Knowing that I wanted to make a ginger-watermelon salad later today, I woke up with questions about ginger dancing in my head:

  • When did people first try using ginger as a spice?  When did they figure out the knobby root was edible?
  • When did gingerbread become a thing?
  • When and why did the baby name (and nickname) “Ginger” come into vogue?  I mean, Cinnamon, Tarragon and Cardamom never became popular names.  Why Ginger?
  • If ginger usually refers to something spicy, where did the meaning of the word “gingerly” come from?

Here is what I’ve found after rooting around for a bit…

Origins of Ginger

The word ginger comes from the Sanskrit word for “horn body,” which shows that ancient people recognized how odd-looking this spice was too.

So how did people figure out that this gnarly, fibrous spice was edible?  Well… by eating it!

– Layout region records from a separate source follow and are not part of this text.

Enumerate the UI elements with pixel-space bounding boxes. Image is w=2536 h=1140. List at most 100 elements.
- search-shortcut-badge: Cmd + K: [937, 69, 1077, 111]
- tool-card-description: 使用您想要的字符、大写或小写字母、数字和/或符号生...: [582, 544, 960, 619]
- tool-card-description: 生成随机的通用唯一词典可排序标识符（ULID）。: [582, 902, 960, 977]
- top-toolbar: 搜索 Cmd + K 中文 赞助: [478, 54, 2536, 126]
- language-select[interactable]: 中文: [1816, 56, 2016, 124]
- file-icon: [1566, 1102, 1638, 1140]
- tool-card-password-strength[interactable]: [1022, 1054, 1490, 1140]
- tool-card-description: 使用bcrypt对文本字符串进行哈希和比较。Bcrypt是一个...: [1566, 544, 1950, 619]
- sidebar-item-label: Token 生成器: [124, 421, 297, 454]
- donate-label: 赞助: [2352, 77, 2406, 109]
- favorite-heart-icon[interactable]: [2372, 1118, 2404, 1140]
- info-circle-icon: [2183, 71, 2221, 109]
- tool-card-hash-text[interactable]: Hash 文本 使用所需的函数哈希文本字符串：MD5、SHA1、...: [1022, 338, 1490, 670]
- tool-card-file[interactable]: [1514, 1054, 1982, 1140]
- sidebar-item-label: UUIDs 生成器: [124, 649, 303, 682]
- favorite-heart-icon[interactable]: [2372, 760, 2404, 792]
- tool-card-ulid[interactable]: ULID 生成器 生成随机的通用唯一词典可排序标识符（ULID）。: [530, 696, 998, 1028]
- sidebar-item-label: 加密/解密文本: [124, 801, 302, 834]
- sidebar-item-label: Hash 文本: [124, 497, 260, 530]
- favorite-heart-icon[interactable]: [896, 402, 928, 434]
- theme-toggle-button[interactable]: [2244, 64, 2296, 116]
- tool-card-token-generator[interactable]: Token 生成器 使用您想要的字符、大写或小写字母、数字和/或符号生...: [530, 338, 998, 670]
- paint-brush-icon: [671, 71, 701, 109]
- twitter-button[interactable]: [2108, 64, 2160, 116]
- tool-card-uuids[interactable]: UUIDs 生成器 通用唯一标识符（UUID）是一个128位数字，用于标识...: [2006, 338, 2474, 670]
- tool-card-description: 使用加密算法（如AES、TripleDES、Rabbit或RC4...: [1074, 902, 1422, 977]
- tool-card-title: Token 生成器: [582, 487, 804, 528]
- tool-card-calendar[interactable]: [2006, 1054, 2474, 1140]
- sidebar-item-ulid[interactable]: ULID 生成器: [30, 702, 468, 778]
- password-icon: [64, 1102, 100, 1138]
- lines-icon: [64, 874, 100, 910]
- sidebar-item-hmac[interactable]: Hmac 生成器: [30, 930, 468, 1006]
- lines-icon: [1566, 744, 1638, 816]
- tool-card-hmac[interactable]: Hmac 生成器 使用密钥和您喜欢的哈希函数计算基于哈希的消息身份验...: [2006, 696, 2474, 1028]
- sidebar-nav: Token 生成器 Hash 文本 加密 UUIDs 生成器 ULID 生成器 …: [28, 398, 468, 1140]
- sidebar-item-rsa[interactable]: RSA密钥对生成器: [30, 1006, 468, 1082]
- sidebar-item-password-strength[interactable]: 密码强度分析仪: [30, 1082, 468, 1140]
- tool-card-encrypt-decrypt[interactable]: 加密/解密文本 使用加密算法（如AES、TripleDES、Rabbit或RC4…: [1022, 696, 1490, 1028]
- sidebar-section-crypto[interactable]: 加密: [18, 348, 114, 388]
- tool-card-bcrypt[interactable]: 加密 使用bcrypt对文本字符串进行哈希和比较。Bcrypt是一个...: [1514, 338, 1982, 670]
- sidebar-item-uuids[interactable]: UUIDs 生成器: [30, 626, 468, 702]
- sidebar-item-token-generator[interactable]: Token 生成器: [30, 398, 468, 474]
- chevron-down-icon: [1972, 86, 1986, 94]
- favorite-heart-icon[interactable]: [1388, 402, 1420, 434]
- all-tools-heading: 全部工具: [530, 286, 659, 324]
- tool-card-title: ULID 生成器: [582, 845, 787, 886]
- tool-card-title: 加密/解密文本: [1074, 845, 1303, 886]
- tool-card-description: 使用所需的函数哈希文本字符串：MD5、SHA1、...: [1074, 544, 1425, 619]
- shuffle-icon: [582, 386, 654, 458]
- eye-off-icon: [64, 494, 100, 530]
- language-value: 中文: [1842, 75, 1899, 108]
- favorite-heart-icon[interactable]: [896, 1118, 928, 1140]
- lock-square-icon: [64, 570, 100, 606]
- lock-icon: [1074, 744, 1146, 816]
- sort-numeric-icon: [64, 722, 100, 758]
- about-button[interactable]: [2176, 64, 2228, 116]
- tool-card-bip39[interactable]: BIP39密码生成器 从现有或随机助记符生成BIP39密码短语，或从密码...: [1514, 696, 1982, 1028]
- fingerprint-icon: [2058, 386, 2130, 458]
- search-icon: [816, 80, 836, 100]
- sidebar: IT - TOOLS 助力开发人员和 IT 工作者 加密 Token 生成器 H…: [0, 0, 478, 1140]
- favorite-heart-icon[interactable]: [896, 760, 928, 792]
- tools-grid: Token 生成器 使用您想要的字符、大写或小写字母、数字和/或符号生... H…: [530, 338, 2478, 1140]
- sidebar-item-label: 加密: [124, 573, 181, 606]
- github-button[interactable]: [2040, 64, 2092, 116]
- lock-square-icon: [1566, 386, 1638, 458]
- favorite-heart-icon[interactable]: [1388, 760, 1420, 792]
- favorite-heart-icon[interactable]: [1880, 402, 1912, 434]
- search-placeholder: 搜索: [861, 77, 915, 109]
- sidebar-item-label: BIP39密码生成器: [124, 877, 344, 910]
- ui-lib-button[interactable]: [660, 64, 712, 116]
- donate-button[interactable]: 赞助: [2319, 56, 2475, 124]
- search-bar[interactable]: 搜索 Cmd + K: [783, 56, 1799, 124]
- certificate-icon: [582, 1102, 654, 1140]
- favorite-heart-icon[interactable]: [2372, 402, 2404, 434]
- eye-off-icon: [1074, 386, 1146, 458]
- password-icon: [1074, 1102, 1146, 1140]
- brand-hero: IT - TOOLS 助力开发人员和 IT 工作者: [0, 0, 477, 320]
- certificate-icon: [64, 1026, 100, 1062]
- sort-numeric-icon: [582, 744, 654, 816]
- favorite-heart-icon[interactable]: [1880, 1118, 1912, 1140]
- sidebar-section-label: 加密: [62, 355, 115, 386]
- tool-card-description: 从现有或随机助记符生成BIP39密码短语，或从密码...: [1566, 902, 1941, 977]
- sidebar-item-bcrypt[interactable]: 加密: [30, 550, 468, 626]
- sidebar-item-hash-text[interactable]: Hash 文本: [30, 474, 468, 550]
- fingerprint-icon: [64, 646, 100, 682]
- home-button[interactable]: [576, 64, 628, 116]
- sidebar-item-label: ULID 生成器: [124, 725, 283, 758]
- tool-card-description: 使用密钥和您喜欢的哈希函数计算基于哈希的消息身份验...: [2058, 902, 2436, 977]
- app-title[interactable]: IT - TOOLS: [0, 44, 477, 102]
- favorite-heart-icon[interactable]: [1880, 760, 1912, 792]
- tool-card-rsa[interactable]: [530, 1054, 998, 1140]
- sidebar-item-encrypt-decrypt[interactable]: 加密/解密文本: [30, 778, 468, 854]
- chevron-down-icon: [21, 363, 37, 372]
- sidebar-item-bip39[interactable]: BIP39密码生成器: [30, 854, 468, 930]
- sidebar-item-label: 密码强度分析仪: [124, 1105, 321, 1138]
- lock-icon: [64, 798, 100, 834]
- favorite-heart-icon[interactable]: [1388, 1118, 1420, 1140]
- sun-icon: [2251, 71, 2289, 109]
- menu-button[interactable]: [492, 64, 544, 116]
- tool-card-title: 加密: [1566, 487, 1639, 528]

According to Michael Castleman in The New Healing Herbs (Rodale Books), legend has it that Chinese Emperor Shen Nung (or Shennong) experimented with hundreds of medicinal herbs.  This was a risky enterprise in 3000 B.C. that unfortunately cost Shen Nung his life when he ate a poisonous plant. The Chinese use of ginger spread to Greece and Rome.  Elsewhere, American Indians also used ginger medicinally.

Christmas Gingerbread

How do you get from ginger as a medicinal herb to sweet gingerbread served at Christmas?  The Greeks, who loved imported ginger, wrapped ginger in sweet bread for a stomach-soothing dessert, says Castleman, after they learned that the Chinese used it to treat nausea.  Eventually, sweet bread became sweet cookies.  In fact, gingerbread is quite possibly the world’s first cookie!  And gingerbread houses and gingerbread men?  Those came from Europe, during Medieval times.

A Baby Named Ginger

Ginger has been a popular name for nearly a century, although most often as a nickname for Virginia.  (That was the case for Ginger Rogers, born Virginia Katherine McMath.)  The progression from “Virginia” to “Ginger” probably also explains why there are few people named Cardamom in the world.  Alas.

Stepping Gingerly

Why does “gingerly” mean cautiously?  Bad news here, I’m afraid.  The roots of “gingerly” do not grow from the Sanskrit “çṛŋgavēra,” according to the Oxford English Dictionary.  Instead, they most likely sprout from the Old French gensor, meaning “gent”–that’s right, the basis of the word gentleman, genteel, gentrification and more.  Gingerly first meant “daintily” before it took on its modern meaning.

Ginger-Watermelon Salad

If that last bit of news was a let down, let me give you something to make up for it.  How ’bout a ginger-watermelon salad recipe?  This salad bursts with flavor and tastes so refreshing that it’s perfect for August picnics.  Enjoy this colorful spicy-sweet blend!

Ginger-Watermelon Salad
Author: 
Recipe type: Salad
Prep time: 
Total time: 
Serves: 4
 
Ingredients
  • 1 small poblano pepper, minced
  • 1-2 cucumbers, diced
  • ½ cup sliced green onion
  • 3-4 tablespoons minced ginger and carrots (see below)
  • About ¼ of a medium-sized watermelon, cut into small cubes (save for last)
  • DRESSING:
  • Juice of 1 lime
  • ¼ cup rice vinegar
  • 1 teaspoon kosher salt
  • 2-3 tablespoons olive oil
  • freshly-ground black pepper
Instructions
  1. Mix all salad ingredients, saving the watermelon for last. Then add enough cubed watermelon so that there is a rich, colorful contrast throughout.
  2. Shake up the dressing in a jar and pour over salad. Mix thoroughly.

Pickled Ginger and Carrots
 
Adapted from Food52.com, which offers the brilliant tip that you can use a spoon to scrape skin off the ginger. It is the easiest way to peel ginger.
Ingredients
  • 1 cup ginger, peeled and sliced very thin
  • ½ cup carrots, sliced thin
  • ¾ cup sugar
  • ¾ cup water
  • ¾ cup rice vinegar
  • 1½ teaspoons kosher salt
Instructions
  1. Fill a sterilized jar ¾ full with ginger and carrots.
  2. Simmer sugar, vinegar, salt and water, stirring frequently, to dissolve sugar. Bring it to a boil.
  3. Pour over ginger.
  4. Refrigerate overnight and use within two weeks.